With support from the Government of Mauritania, Kinross Gold (TSX:K) has resolved a unionised strike at its Tasiast gold mine.

The open-pit Tasiast mine is located in northwestern Mauritania, approximately 300 kilometres north of the capital Nouakchott.

The strike was announced on May 5 of this year, following a notice from staff delegates. Since the complications began, Kinross Gold has maintained its disagreement with the basis of the strike but said that it remains open to discussions with its employees.

Few details have been made public regarding the root cause of the strike, but the company referenced a collective labour agreement that was finalised in November 2019.

In the original release from the beginning of May, Kinross Gold stated it had adhered to all applicable labour codes and was disappointed that Tasiast staff delegates had decided to pursue this opportunistic course of action during the global pandemic.

A key part of the site is the 24k Project, which Kinross Gold unveiled in September last year. 

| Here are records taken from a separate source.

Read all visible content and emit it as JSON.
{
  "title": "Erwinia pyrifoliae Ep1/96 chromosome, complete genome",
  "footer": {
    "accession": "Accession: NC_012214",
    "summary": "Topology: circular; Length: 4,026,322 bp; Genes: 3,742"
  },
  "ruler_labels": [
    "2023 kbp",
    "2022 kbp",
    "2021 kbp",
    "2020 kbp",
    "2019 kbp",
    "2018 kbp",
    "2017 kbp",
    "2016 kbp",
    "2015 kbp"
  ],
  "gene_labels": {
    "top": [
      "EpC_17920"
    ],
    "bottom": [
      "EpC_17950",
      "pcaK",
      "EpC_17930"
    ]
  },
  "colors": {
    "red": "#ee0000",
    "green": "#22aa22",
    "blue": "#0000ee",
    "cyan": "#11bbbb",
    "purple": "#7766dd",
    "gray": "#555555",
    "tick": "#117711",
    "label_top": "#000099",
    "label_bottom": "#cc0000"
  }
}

The project has been designed to gradually increase throughput capacity to 21,000 tonnes per day by the end of 2021, and then 24,000 tonnes per day by mid-2023.

Based on the results of a previously completed feasibility study, the 24k Project is anticipated to increase production, reduce costs, extend the mine’s life to 2033 and generate significant cash flow.

With operations now up and running, Kinross Gold stressed that the disruptions are not likely to materially affect 2020 production or the ongoing development of the 24k Project.

This is not the first time that labour-related actions have occurred at Tasiast. 

There have been four such strikes to date, with the last one reported in 2016. The average length of these strikes was approximately nine days, and none have had any significant overall impact on the company.

Kinross Gold (K) is currently down 0.55 per cent and is trading at C$9.90 per share at 11:00am EDT.